Technology will never replace the need to be literate. Reading and writing continue to be essential, even with technology. 
A computer program, or a web 2.0 tool cannot have the lasting impact that a good teacher can have on the students.  To help our students become writers, we need to write side by side with them. 
I love this picture by Karla Pitts because it reminds me of my early writing memories. My mother was an English teacher so when she brought home essays, I remember bringing out my own paper and writing "comments" in the margins. Those early writing memories are just as important as the memories of our Saturday afternoon jaunts to the Manoa Public Library.

When I first started teaching, our technology consisted of an overhead projector and boxes of transparencies that we wrote on with our vis a vis pens. When it was writing time, I got my students writing because I wrote too. I became the queen of the one transparency draft. 

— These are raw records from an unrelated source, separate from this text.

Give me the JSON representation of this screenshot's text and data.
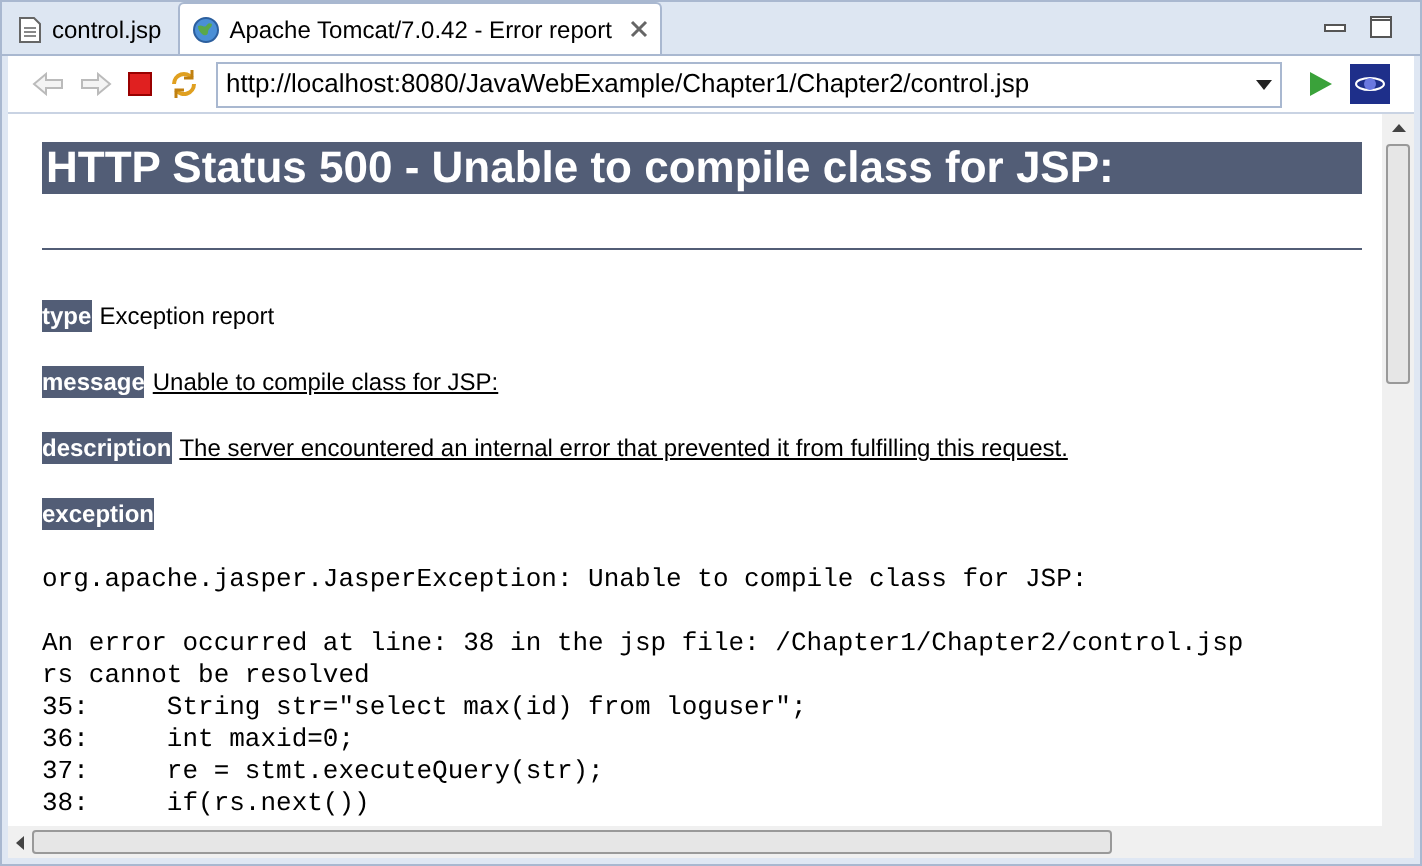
{
  "tabs": [
    {
      "label": "control.jsp",
      "kind": "file",
      "selected": false
    },
    {
      "label": "Apache Tomcat/7.0.42 - Error report",
      "kind": "web",
      "selected": true
    }
  ],
  "toolbar": {
    "url": "http://localhost:8080/JavaWebExample/Chapter1/Chapter2/control.jsp"
  },
  "page": {
    "title": "HTTP Status 500 - Unable to compile class for JSP:",
    "fields": [
      {
        "label": "type",
        "value": "Exception report",
        "underlined": false
      },
      {
        "label": "message",
        "value": "Unable to compile class for JSP:",
        "underlined": true
      },
      {
        "label": "description",
        "value": "The server encountered an internal error that prevented it from fulfilling this request.",
        "underlined": true
      },
      {
        "label": "exception"
      }
    ],
    "code_blocks": [
      [
        "org.apache.jasper.JasperException: Unable to compile class for JSP:"
      ],
      [
        "An error occurred at line: 38 in the jsp file: /Chapter1/Chapter2/control.jsp",
        "rs cannot be resolved",
        "35:     String str=\"select max(id) from loguser\";",
        "36:     int maxid=0;",
        "37:     re = stmt.executeQuery(str);",
        "38:     if(rs.next())"
      ]
    ]
  }
}
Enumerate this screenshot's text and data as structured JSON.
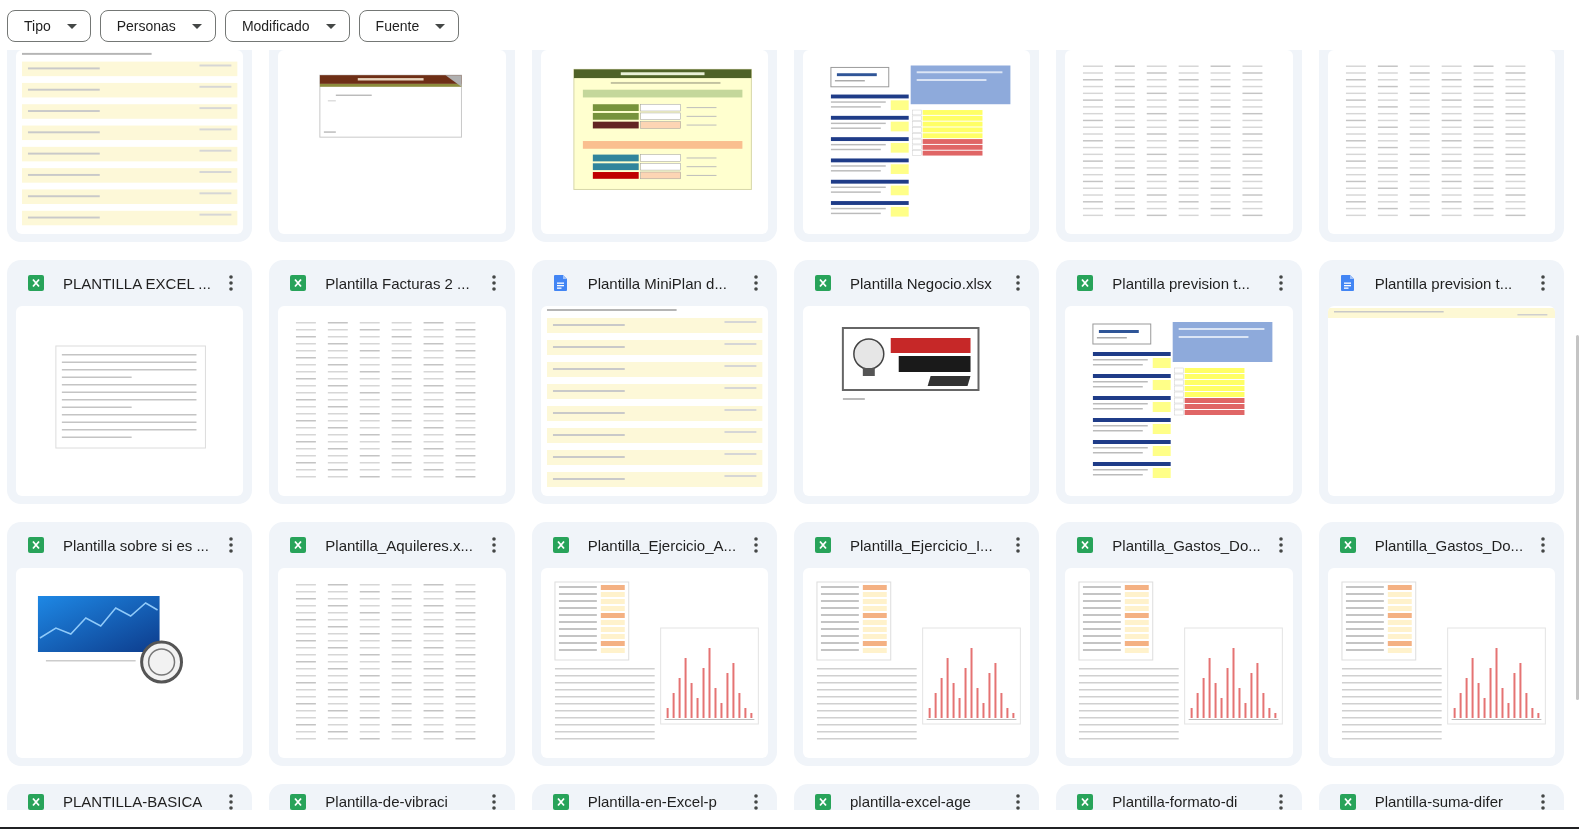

When it came time to do writer's group, I always used one of my drafts and the students would help me figure out where I stumbled, where I wandered off, what questions I needed to answer, where my piece should go. One of those transparency drafts, with several periods helping me revise, edit and even title the piece became my poem "Max Is Hea" published in Bamboo Ridge's Growing Up Local. When I got the acceptance letter, I of course read it to all of them. They were proud parents of that piece because they saw that piece grow up from that first initial draft on the transparency that was more like a bulleted mix of images. 

There is something soothing about grabbing a favorite pen or pencil and just feeling the energy and concentration transfer down your arm, to your fingers and onto the paper. Although most of my work is on the computer now, when I want to figure something out, I must get my Samurai #9 mechanical pencil and let the confusion and frustration work its way out of my fingers in a way that can't be accomplished by tapping on black and white squares. 

National Writing Project has been saying it for years. As writing project teachers, we see it in our classrooms all the time. Students who come from writing project teachers' classrooms are better writers. Fact. There's no magic pill, no program or curriculum to follow. My students have been published, their pieces have been used as prototypes for state writing samples, they have used their writing to win gold medals in competitions. 

Want to know the secret? 

Write when they write. Share first to show that you have the same struggles. Expect more, give more.